Alioune Thine est le secrétaire exécutif de l’association sénégalaise Rencontre africaine pour la défense des Droits de l’Homme (Raddho). C’est elle qui a organisé le forum des Organisations non-gouvernementales (ONG) africaines ce week-end à Dakar, en préparation de la Conférence régionale contre le racisme qui se tient jusqu’au 24 janvier.
Cent soixante-et-onze participants venus de tous les pays du continent ainsi qu’un nombre important d’Africains de la diaspora – Europe et Etats-Unis – ont fait le déplacement. Thèmes retenus : les sources et manifestations du racisme, les procédures légales pour le combattre, le problème des minorités et de la mondialisation et les mesures concrètes à prendre.
Afrik : Quels sont les principaux problèmes de racisme rencontrés en Afrique ?
Alioune Tine : En Afrique, la discrimination la plus courante porte sur l’ethnie.
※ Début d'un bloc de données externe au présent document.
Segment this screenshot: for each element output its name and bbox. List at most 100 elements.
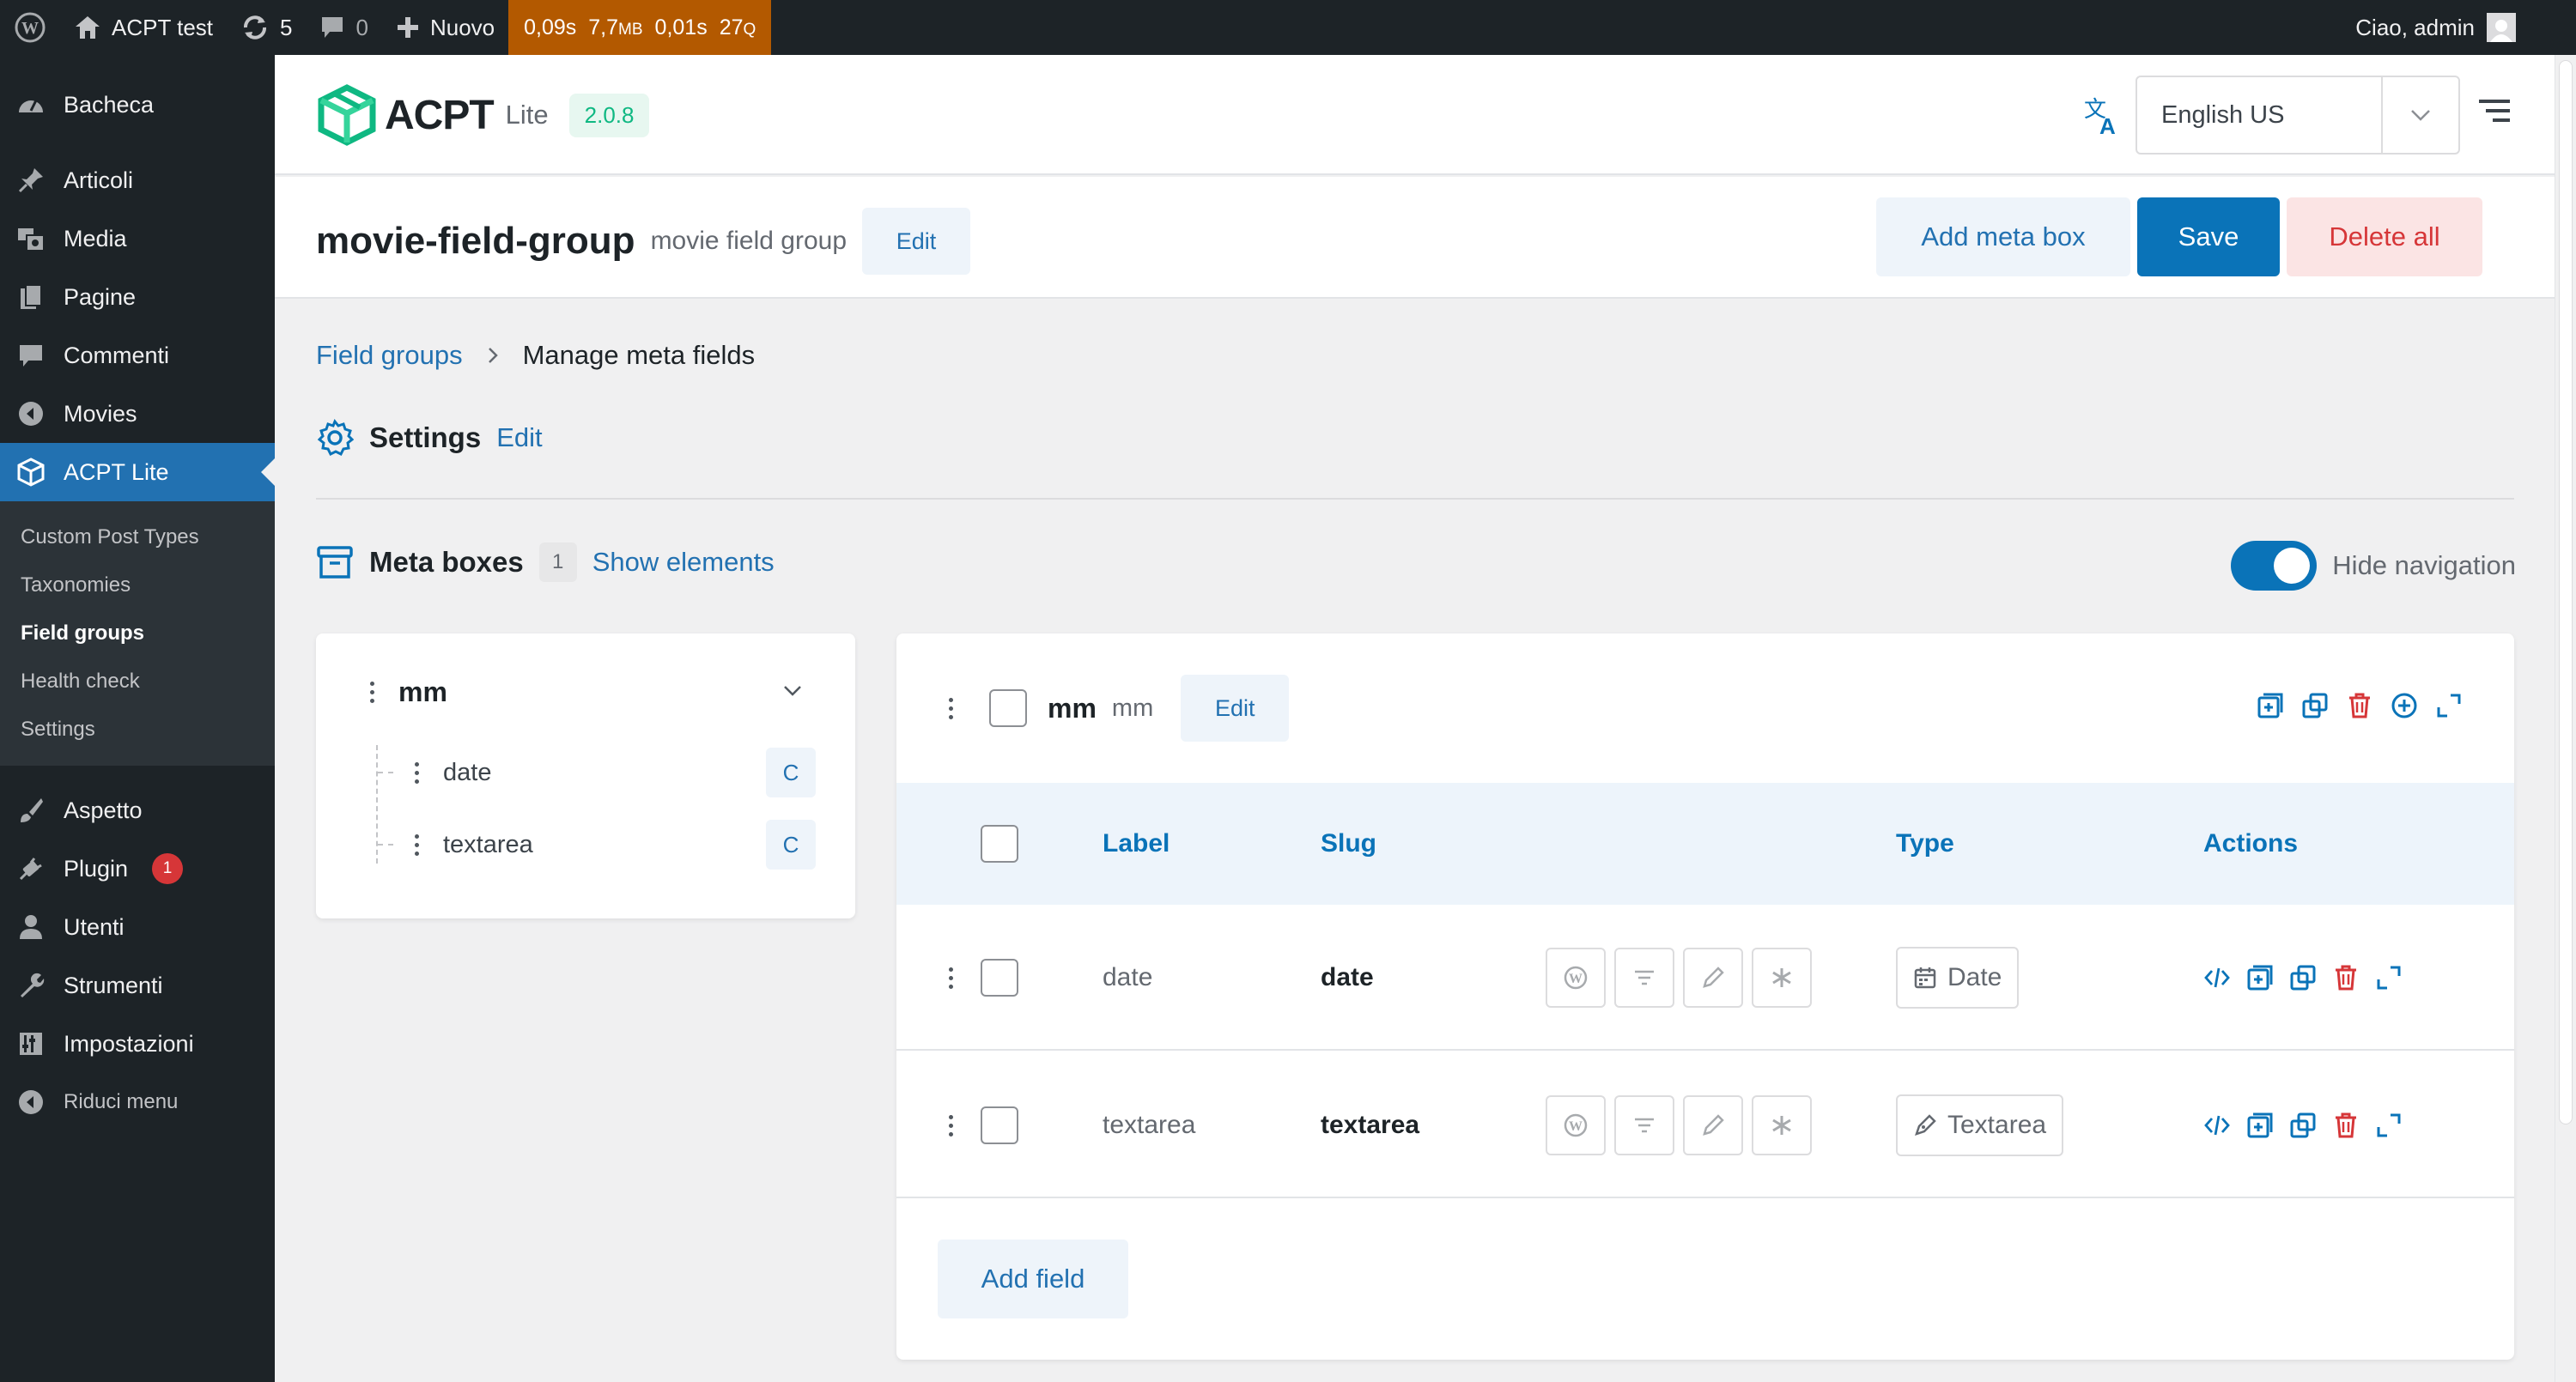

C’est ce qui se passe au Rwanda, au Burundi, en Sierra-Leone, en Angola ou en Côte d’Ivoire et qui donne les grandes tragédies que sont les génocides. Il y a aussi la discrimination nationale, basée sur l’appartenance ou non à telle nation ou à telle religion. Il y a la xénophobie, le rejet de l’étranger par le petit peuple, comme en Côte d’Ivoire. Il y a la discrimination par la » caste « , très présente en Afrique de l’Ouest où les griots et les forgerons sont considérés comme inférieurs.
Afrik : Que faire pour combattre ces différentes formes de racisme ?
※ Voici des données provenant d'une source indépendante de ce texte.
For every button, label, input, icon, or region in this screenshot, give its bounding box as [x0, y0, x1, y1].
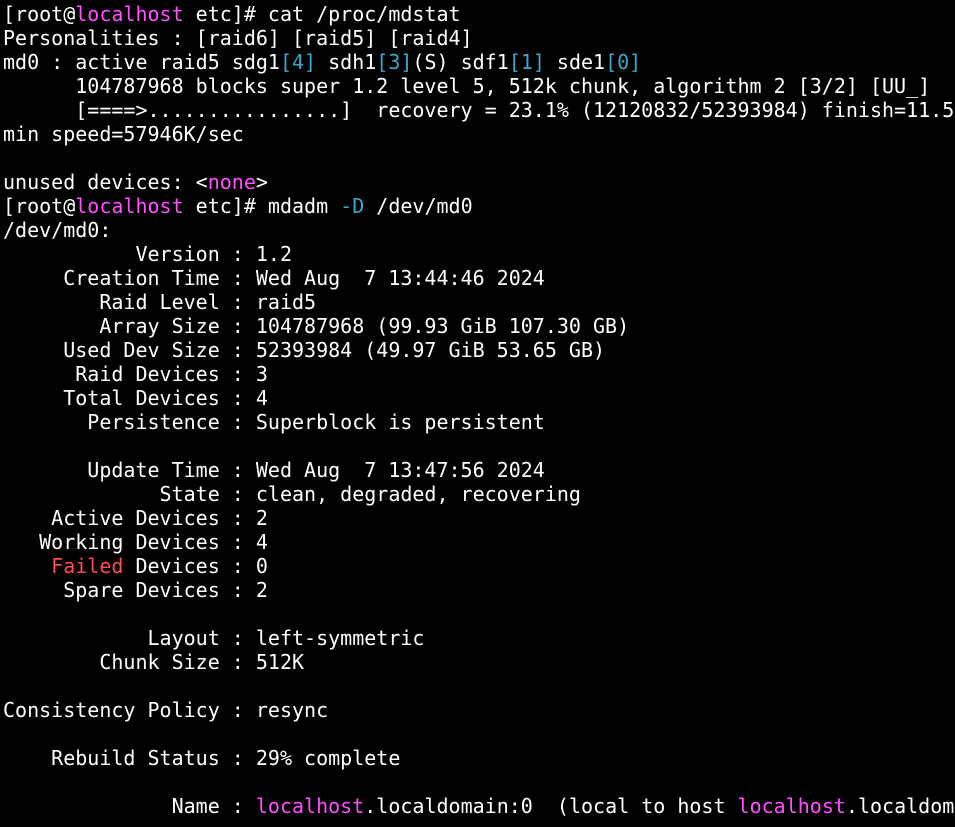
terminal-line: Personalities : [raid6] [raid5] [raid4]	[3, 26, 955, 50]
terminal-text-plain: Chunk Size : 512K	[3, 650, 305, 674]
terminal-line: Spare Devices : 2	[3, 578, 955, 602]
terminal-text-plain: Working Devices : 4	[3, 530, 268, 554]
terminal-line: md0 : active raid5 sdg1[4] sdh1[3](S) sd…	[3, 50, 955, 74]
terminal-text-plain: unused devices: <	[3, 170, 208, 194]
terminal-text-plain: Active Devices : 2	[3, 506, 268, 530]
terminal-text-plain: 104787968 blocks super 1.2 level 5, 512k…	[3, 74, 931, 98]
terminal-text-idx: [1]	[508, 50, 545, 74]
terminal-line: Working Devices : 4	[3, 530, 955, 554]
terminal-text-plain: Devices : 0	[123, 554, 268, 578]
terminal-text-plain: Raid Devices : 3	[3, 362, 268, 386]
terminal-text-plain: /dev/md0	[364, 194, 473, 218]
terminal-text-plain: .localdomain:0 (local to host	[364, 794, 738, 818]
terminal-text-host: localhost	[255, 794, 365, 818]
terminal-text-host: localhost	[737, 794, 846, 818]
terminal-line: Chunk Size : 512K	[3, 650, 955, 674]
terminal-text-plain: Creation Time : Wed Aug 7 13:44:46 2024	[3, 266, 545, 290]
terminal-text-opt: -D	[340, 194, 365, 218]
terminal-text-plain: Layout : left-symmetric	[3, 626, 425, 650]
terminal-text-host: localhost	[75, 194, 184, 218]
terminal-text-plain: sde1	[544, 50, 606, 74]
terminal-text-plain: Rebuild Status : 29% complete	[3, 746, 401, 770]
terminal-line: Version : 1.2	[3, 242, 955, 266]
terminal-line: 104787968 blocks super 1.2 level 5, 512k…	[3, 74, 955, 98]
terminal-text-plain: State : clean, degraded, recovering	[3, 482, 581, 506]
terminal-text-plain: etc]# mdadm	[183, 194, 341, 218]
terminal-text-host: localhost	[75, 2, 184, 26]
terminal-line: Raid Devices : 3	[3, 362, 955, 386]
terminal-line: Persistence : Superblock is persistent	[3, 410, 955, 434]
terminal-line: min speed=57946K/sec	[3, 122, 955, 146]
terminal-text-plain: Consistency Policy : resync	[3, 698, 329, 722]
terminal-text-idx: [0]	[605, 50, 642, 74]
terminal-text-plain: Version : 1.2	[3, 242, 292, 266]
terminal-text-plain: Spare Devices : 2	[3, 578, 268, 602]
terminal-window[interactable]: [root@localhost etc]# cat /proc/mdstat Pe…	[0, 0, 955, 827]
terminal-text-plain: Array Size : 104787968 (99.93 GiB 107.30…	[3, 314, 630, 338]
terminal-line: Raid Level : raid5	[3, 290, 955, 314]
terminal-line: [root@localhost etc]# cat /proc/mdstat	[3, 2, 955, 26]
terminal-line: Update Time : Wed Aug 7 13:47:56 2024	[3, 458, 955, 482]
terminal-text-plain: md0 : active raid5 sdg1	[3, 50, 280, 74]
terminal-line: Active Devices : 2	[3, 506, 955, 530]
terminal-text-plain: Personalities : [raid6] [raid5] [raid4]	[3, 26, 473, 50]
terminal-line: Consistency Policy : resync	[3, 698, 955, 722]
terminal-text-plain: /dev/md0:	[3, 218, 112, 242]
terminal-text-plain: (S) sdf1	[412, 50, 509, 74]
terminal-text-plain: [root@	[3, 194, 76, 218]
terminal-line: [root@localhost etc]# mdadm -D /dev/md0	[3, 194, 955, 218]
terminal-text-plain: Used Dev Size : 52393984 (49.97 GiB 53.6…	[3, 338, 606, 362]
terminal-text-plain: >	[255, 170, 268, 194]
terminal-text-plain: Total Devices : 4	[3, 386, 268, 410]
terminal-text-plain: Persistence : Superblock is persistent	[3, 410, 545, 434]
terminal-line: Used Dev Size : 52393984 (49.97 GiB 53.6…	[3, 338, 955, 362]
terminal-line: unused devices: <none>	[3, 170, 955, 194]
terminal-line: Array Size : 104787968 (99.93 GiB 107.30…	[3, 314, 955, 338]
terminal-text-plain: .localdom	[845, 794, 955, 818]
terminal-text-fail: Failed	[51, 554, 124, 578]
terminal-line: /dev/md0:	[3, 218, 955, 242]
terminal-line: Creation Time : Wed Aug 7 13:44:46 2024	[3, 266, 955, 290]
terminal-line: Name : localhost.localdomain:0 (local to…	[3, 794, 955, 818]
terminal-text-plain: [root@	[3, 2, 76, 26]
terminal-text-none: none	[207, 170, 256, 194]
terminal-text-idx: [4]	[279, 50, 317, 74]
terminal-line: Total Devices : 4	[3, 386, 955, 410]
terminal-text-plain: Name :	[3, 794, 256, 818]
terminal-line: State : clean, degraded, recovering	[3, 482, 955, 506]
terminal-text-idx: [3]	[376, 50, 413, 74]
terminal-text-plain: sdh1	[316, 50, 377, 74]
terminal-line: [====>................] recovery = 23.1%…	[3, 98, 955, 122]
terminal-text-plain: Update Time : Wed Aug 7 13:47:56 2024	[3, 458, 545, 482]
terminal-text-plain: etc]# cat /proc/mdstat	[183, 2, 461, 26]
terminal-text-plain: Raid Level : raid5	[3, 290, 317, 314]
terminal-line: Failed Devices : 0	[3, 554, 955, 578]
terminal-line: Layout : left-symmetric	[3, 626, 955, 650]
terminal-line: Rebuild Status : 29% complete	[3, 746, 955, 770]
terminal-text-plain: [====>................] recovery = 23.1%…	[3, 98, 955, 122]
terminal-text-plain	[3, 554, 51, 578]
terminal-text-plain: min speed=57946K/sec	[3, 122, 244, 146]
A. T. : Il faut respecter l’Etat de droit et appliquer les Droits de l’Homme. En ce qui concerne les ethnies au pouvoir par exemple, on sait qu’immanquablement d’autres ethnies seront exclues, non seulement des instances de décision, mais aussi de certains métiers. C’est cela qui créé les conflits ethniques. Le plus important est que ces crimes, comme tous les délits racistes, ne restent pas impunis. Nous demandons d’ailleurs que les gouvernements africains adoptent des législations nationales, car peu de personnes savent se défendre et faire valoir leurs droits en Afrique. Au niveau des populations, il faut éduquer les gens, faire des campagnes de sensibilisation, traquer dans les discours oraux et écrits tous les préjugés fondés sur la race et la religion. Cela doit faire l’objet d’une politique d’Etat.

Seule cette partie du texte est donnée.